The July wind storm that damaged tens of thousands of acres in Langlade and Oconto counties has produced another caution from the DNR: careful when your hunting in damaged areas.
Area wildlife supervisor Chuck McCullough says some people don't go to an area until hunting time, and when they do, this time they might be shocked at what they see...
"...That means there's a lot of trees down. The place that you hunt may look a lot different than you expected to look. There may be trails blocked by down trees. Your tree stand might not exist anymore if it's a permanent stand. It might be crumpled by downed trees...."
McCullough says they're encouraging hunters to scout out the area before the start of the gun deer hunting season....
"...to look around and see if they want to hunt where they've been hunting. Is it safe to be there? Think about other places to go on Friday night before gun-deer season. Trying to get folks who aren't thinking about gun-deer season to think about it a few weeks early...."

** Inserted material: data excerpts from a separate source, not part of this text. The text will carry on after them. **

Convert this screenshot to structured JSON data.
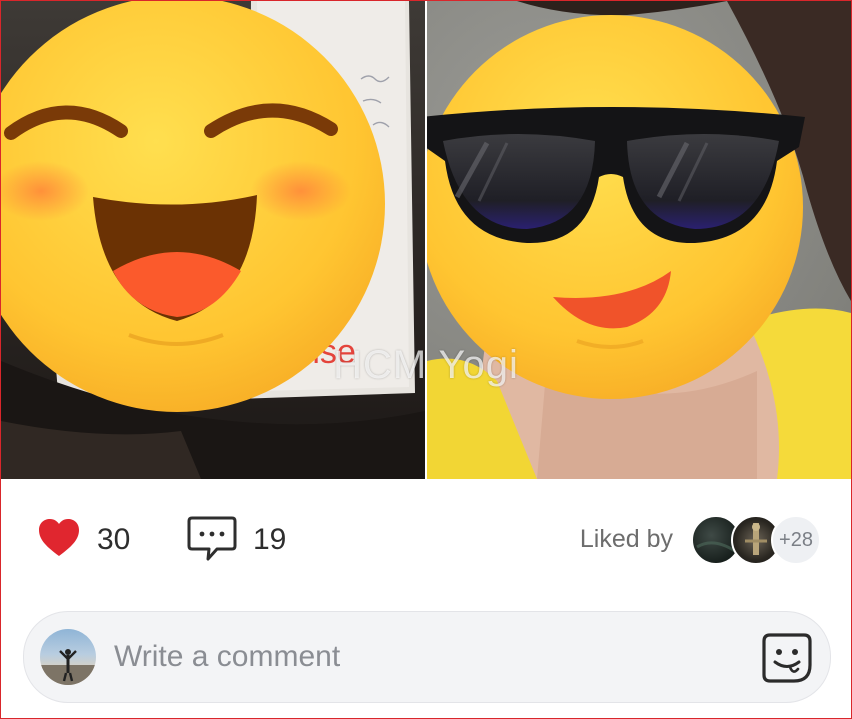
{
  "post": {
    "watermark": "HCM Yogi",
    "photo_left_text": "rise"
  },
  "stats": {
    "likes_count": "30",
    "comments_count": "19",
    "liked_by_label": "Liked by",
    "liked_by_more": "+28",
    "like_icon": "heart-icon",
    "comment_icon": "comment-bubble-icon"
  },
  "comment_box": {
    "placeholder": "Write a comment",
    "emoji_icon": "sticker-smiley-icon"
  },
  "colors": {
    "heart": "#e0262f",
    "frame_border": "#d9262b",
    "text": "#2e2e2e",
    "muted_text": "#6d6d6d"
  }
}
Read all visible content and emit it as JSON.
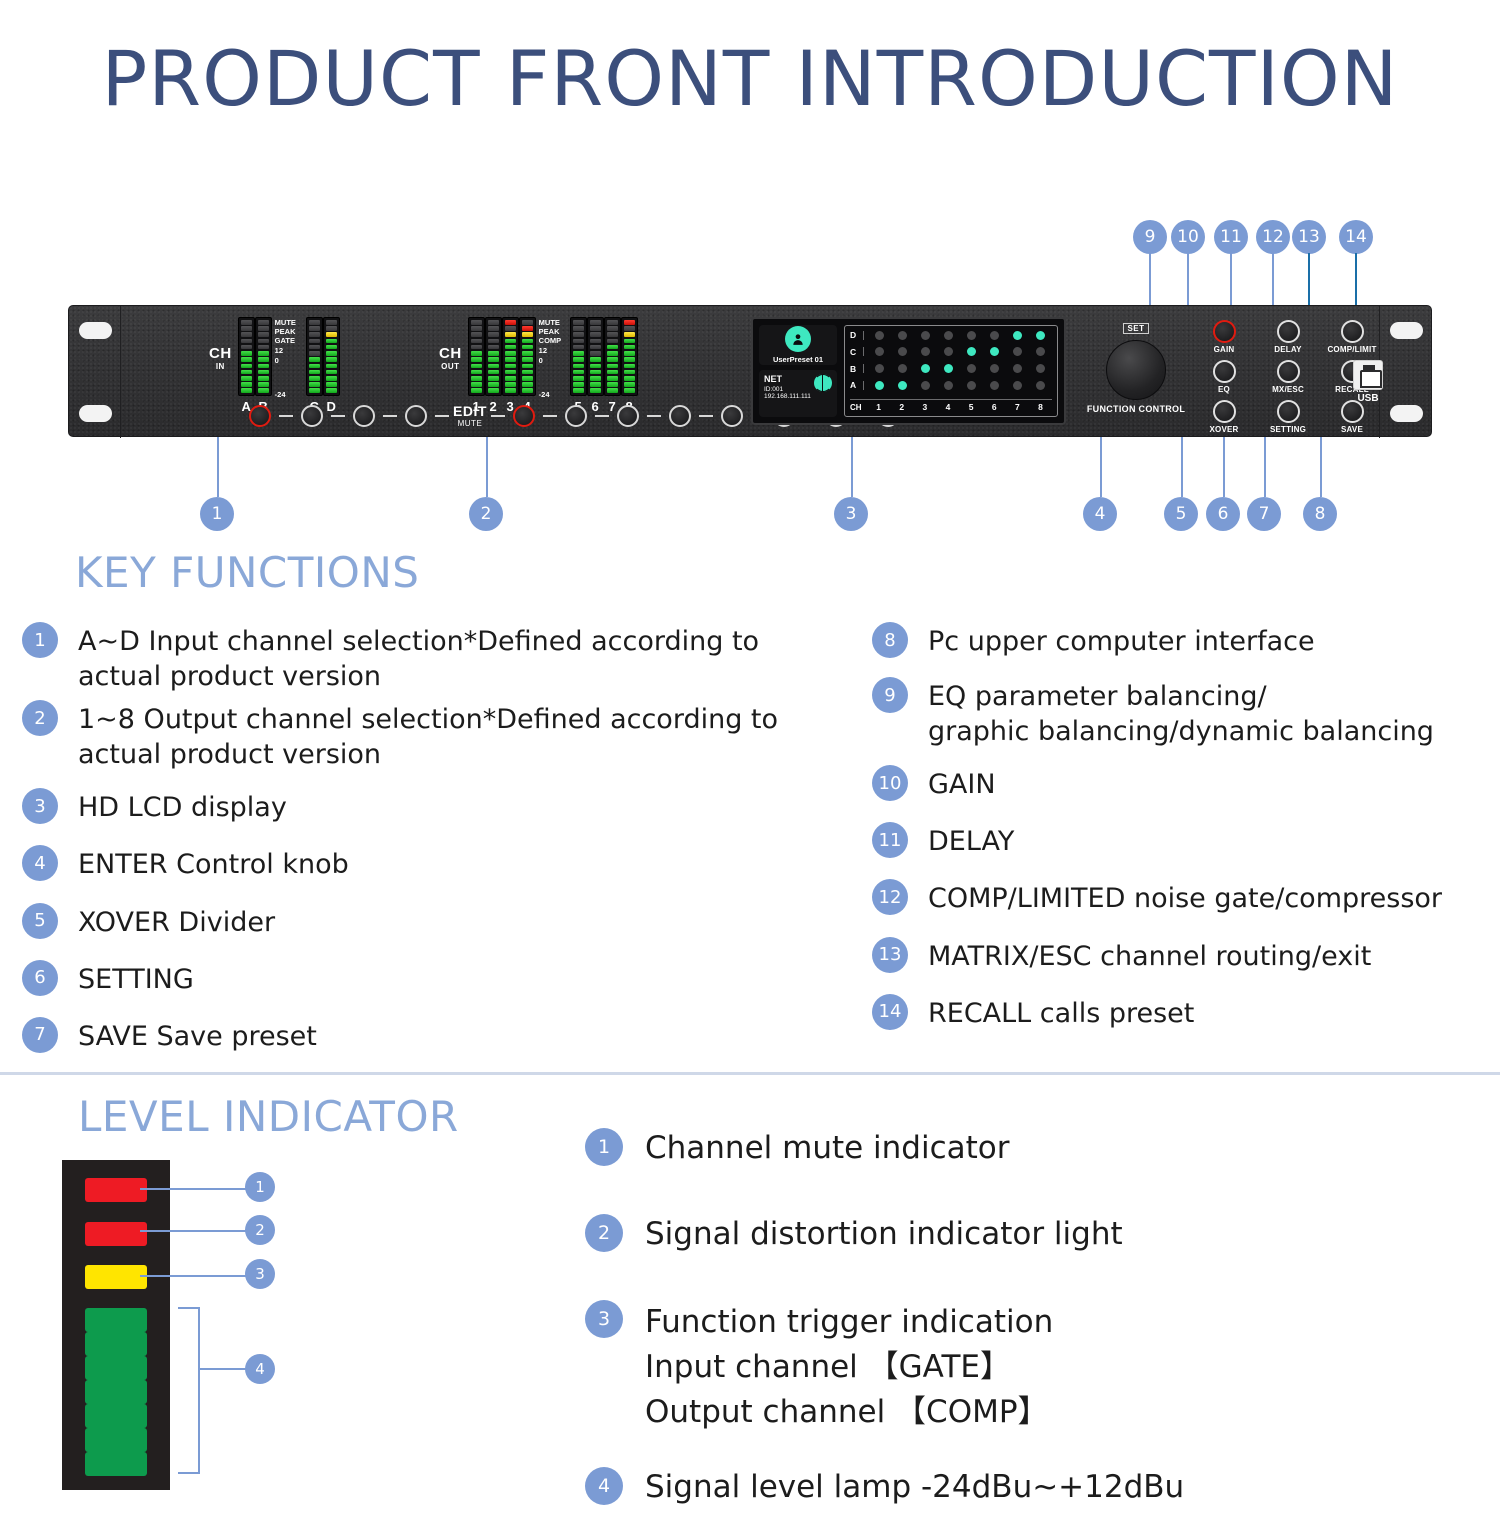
{
  "page": {
    "title": "PRODUCT FRONT INTRODUCTION"
  },
  "device": {
    "input_section": {
      "ch_label": "CH",
      "ch_sub": "IN",
      "channels": [
        "A",
        "B",
        "C",
        "D"
      ],
      "scale_labels": [
        "MUTE",
        "PEAK",
        "GATE",
        "12",
        "0",
        "-24"
      ]
    },
    "output_section": {
      "ch_label": "CH",
      "ch_sub": "OUT",
      "channels": [
        "1",
        "2",
        "3",
        "4",
        "5",
        "6",
        "7",
        "8"
      ],
      "scale_labels": [
        "MUTE",
        "PEAK",
        "COMP",
        "12",
        "0",
        "-24"
      ]
    },
    "edit_label": "EDIT",
    "edit_sub": "MUTE",
    "lcd": {
      "preset_name": "UserPreset 01",
      "net_title": "NET",
      "net_id": "ID:001",
      "net_ip": "192.168.111.111",
      "matrix": {
        "row_labels": [
          "D",
          "C",
          "B",
          "A"
        ],
        "ch_label": "CH",
        "col_labels": [
          "1",
          "2",
          "3",
          "4",
          "5",
          "6",
          "7",
          "8"
        ],
        "cells": [
          [
            0,
            0,
            0,
            0,
            0,
            0,
            1,
            1
          ],
          [
            0,
            0,
            0,
            0,
            1,
            1,
            0,
            0
          ],
          [
            0,
            0,
            1,
            1,
            0,
            0,
            0,
            0
          ],
          [
            1,
            1,
            0,
            0,
            0,
            0,
            0,
            0
          ]
        ]
      }
    },
    "knob": {
      "set_label": "SET",
      "caption": "FUNCTION CONTROL"
    },
    "function_buttons": [
      {
        "label": "GAIN",
        "accent": "red"
      },
      {
        "label": "DELAY",
        "accent": "white"
      },
      {
        "label": "COMP/LIMIT",
        "accent": "white"
      },
      {
        "label": "EQ",
        "accent": "white"
      },
      {
        "label": "MX/ESC",
        "accent": "white"
      },
      {
        "label": "RECALL",
        "accent": "white"
      },
      {
        "label": "XOVER",
        "accent": "white"
      },
      {
        "label": "SETTING",
        "accent": "white"
      },
      {
        "label": "SAVE",
        "accent": "white"
      }
    ],
    "usb_label": "USB",
    "callout_badges": [
      "1",
      "2",
      "3",
      "4",
      "5",
      "6",
      "7",
      "8",
      "9",
      "10",
      "11",
      "12",
      "13",
      "14"
    ]
  },
  "key_functions": {
    "heading": "KEY FUNCTIONS",
    "left_items": [
      {
        "num": "1",
        "text": "A~D Input channel selection*Defined according to actual product version"
      },
      {
        "num": "2",
        "text": "1~8 Output channel selection*Defined according to actual product version"
      },
      {
        "num": "3",
        "text": "HD LCD display"
      },
      {
        "num": "4",
        "text": "ENTER Control knob"
      },
      {
        "num": "5",
        "text": "XOVER Divider"
      },
      {
        "num": "6",
        "text": "SETTING"
      },
      {
        "num": "7",
        "text": "SAVE Save preset"
      }
    ],
    "right_items": [
      {
        "num": "8",
        "text": "Pc upper computer interface"
      },
      {
        "num": "9",
        "text": "EQ parameter balancing/\ngraphic balancing/dynamic balancing"
      },
      {
        "num": "10",
        "text": "GAIN"
      },
      {
        "num": "11",
        "text": "DELAY"
      },
      {
        "num": "12",
        "text": "COMP/LIMITED noise gate/compressor"
      },
      {
        "num": "13",
        "text": "MATRIX/ESC channel routing/exit"
      },
      {
        "num": "14",
        "text": "RECALL calls preset"
      }
    ]
  },
  "level_indicator": {
    "heading": "LEVEL INDICATOR",
    "segments": [
      "red",
      "red",
      "yellow",
      "green",
      "green",
      "green",
      "green",
      "green",
      "green",
      "green"
    ],
    "callouts": [
      "1",
      "2",
      "3",
      "4"
    ],
    "items": [
      {
        "num": "1",
        "text": "Channel mute indicator"
      },
      {
        "num": "2",
        "text": "Signal distortion indicator light"
      },
      {
        "num": "3",
        "text": "Function trigger indication\nInput channel 【GATE】\nOutput channel 【COMP】"
      },
      {
        "num": "4",
        "text": "Signal level lamp  -24dBu~+12dBu"
      }
    ]
  },
  "colors": {
    "badge_blue": "#7b9bd4",
    "title_blue": "#3c4f7c",
    "section_blue": "#8aa8d8",
    "leader_dark": "#1a6fa8",
    "led_green": "#0d9b4d",
    "led_red": "#ee1b24",
    "led_yellow": "#ffe500",
    "lcd_cyan": "#3ee8c0"
  }
}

McCullough says the downed trees are hazardous and require extreme caution when walking in the blow down area.
In Langlade County, straight-line winds had a significant impact on approximately 1,800 acres of state-owned land, including portions of Peters Marsh Wildlife Area and the Upper Wolf River Fishery Area. The Chequamegon-Nicolet National Forest also sustained significant damage as did other properties in the greater White Lake and Mountain areas. Salvage timber sale establishment is in progress on both state properties. The Langlade county forest reported 30,000 acres of public land affected by this storm.